Robert L. Dabney (1820-1898):
“Prelacy a Blunder,” Discussions: Evangelical and Theological, Vol. 2, 236-237
Bojidar pronounces death on R. L. Dabney
“These gifts were…distinctively the authentication of the apostles. They were part of the credentials of the apostles as the authoritative agents of God in founding the church. Their function thus confirmed them distinctively to the apostolic church and they necessarily passed away with it.”
Benjamin B. Warfield (1851-1921)
Counterfeit Miracles, 6
Either Mr. Marinov, according to his own words, believed these men should have received the death penalty or else he is just plain ignorant.
You decide.
Hat Tip — Clive Sanguis
Marinov seems to be spinning out of control.

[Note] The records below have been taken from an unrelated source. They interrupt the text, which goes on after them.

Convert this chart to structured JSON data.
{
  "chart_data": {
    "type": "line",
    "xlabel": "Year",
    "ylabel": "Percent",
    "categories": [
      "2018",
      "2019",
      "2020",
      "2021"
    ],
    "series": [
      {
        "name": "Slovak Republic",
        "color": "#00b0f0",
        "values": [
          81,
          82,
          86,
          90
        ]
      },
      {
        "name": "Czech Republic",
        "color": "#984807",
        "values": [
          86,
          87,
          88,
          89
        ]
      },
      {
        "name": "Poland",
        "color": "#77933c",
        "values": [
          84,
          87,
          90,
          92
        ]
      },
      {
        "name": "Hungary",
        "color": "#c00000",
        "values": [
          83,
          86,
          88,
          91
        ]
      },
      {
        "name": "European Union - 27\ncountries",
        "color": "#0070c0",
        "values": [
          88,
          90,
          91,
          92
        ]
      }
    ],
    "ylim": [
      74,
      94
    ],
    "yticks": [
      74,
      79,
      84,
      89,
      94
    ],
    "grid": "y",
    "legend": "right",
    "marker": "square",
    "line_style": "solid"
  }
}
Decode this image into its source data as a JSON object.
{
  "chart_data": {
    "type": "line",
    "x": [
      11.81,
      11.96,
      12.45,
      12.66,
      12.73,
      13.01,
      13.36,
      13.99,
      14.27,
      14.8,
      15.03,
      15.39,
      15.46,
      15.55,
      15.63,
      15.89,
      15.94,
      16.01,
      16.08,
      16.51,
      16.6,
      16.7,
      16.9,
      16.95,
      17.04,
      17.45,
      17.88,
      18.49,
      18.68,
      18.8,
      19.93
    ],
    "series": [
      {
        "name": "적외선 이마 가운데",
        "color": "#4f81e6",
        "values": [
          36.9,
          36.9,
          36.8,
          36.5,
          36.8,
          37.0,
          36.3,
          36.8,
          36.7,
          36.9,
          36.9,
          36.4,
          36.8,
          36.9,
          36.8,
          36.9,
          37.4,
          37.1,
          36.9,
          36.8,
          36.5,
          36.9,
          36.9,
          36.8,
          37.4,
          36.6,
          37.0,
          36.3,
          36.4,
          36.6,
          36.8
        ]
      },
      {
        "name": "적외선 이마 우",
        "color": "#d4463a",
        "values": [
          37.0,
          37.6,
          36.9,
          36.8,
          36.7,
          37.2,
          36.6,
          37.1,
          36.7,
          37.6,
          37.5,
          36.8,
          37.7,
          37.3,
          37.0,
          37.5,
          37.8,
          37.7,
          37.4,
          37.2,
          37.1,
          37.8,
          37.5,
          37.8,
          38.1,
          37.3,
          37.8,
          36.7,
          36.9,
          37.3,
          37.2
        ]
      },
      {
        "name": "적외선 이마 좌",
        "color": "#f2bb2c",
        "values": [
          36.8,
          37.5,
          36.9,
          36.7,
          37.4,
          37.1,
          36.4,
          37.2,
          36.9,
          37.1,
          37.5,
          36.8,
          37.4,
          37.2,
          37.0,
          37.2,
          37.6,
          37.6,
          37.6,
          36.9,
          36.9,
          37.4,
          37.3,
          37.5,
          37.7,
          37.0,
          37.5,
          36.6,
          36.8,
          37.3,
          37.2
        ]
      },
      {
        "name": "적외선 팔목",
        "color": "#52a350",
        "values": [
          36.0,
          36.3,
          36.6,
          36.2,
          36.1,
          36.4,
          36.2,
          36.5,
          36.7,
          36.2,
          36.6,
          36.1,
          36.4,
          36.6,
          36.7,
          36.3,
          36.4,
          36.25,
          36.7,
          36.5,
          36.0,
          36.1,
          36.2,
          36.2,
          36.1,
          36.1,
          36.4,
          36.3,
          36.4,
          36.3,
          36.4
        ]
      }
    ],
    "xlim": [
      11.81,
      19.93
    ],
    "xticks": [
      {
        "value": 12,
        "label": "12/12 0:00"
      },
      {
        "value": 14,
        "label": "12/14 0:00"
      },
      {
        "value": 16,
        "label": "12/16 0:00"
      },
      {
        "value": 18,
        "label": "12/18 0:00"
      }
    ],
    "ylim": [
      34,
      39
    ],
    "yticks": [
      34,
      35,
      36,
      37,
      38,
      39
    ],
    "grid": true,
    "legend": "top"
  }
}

I actually remember a time when he seemed to be a somewhat reasonable character.
This following Facebook comment shows Marinov’s fundamental Leftist orientation – he clearly argues that the universalist forms of paganism spawned by the Enlightenment (like Communism, presumably) are somehow inherently more “Christian” than the forms of paganism inspired by pre-Christian tribalism (like Nazism, presumably):
“You and your buddies are quite ignorant, Darrell. Tribalism and the Enlightenment are both part of the same pagan worldview. The Biblical position is covenantalism, which is a CREEDAL society, based on FAITH, as Rushdoony taught, not on genetics (like dogs) nor on economic egalitarianism. A tribalist is a pagan, and he is a pagan worse than anything that the Enlightenment can produce, for the Enlightenment at least operated in a Christian context and could not escape it, as much as it wanted to escape it, while tribalism is paganism of the earlier times BEFORE Christianity made its impact.”
There are so many objections one could make to this tripe, like for example this: you could turn this scheme upside down and claim that post-Christians are actually WORSE than pre-Christians, because they have become hardened towards truth. The Bible teaches that “dogs returning to their vomit” are worse off than if they had not ever known the Gospel at all.
The ancient Christians often showed more patience for pagans pure and simple than for Arian heretics.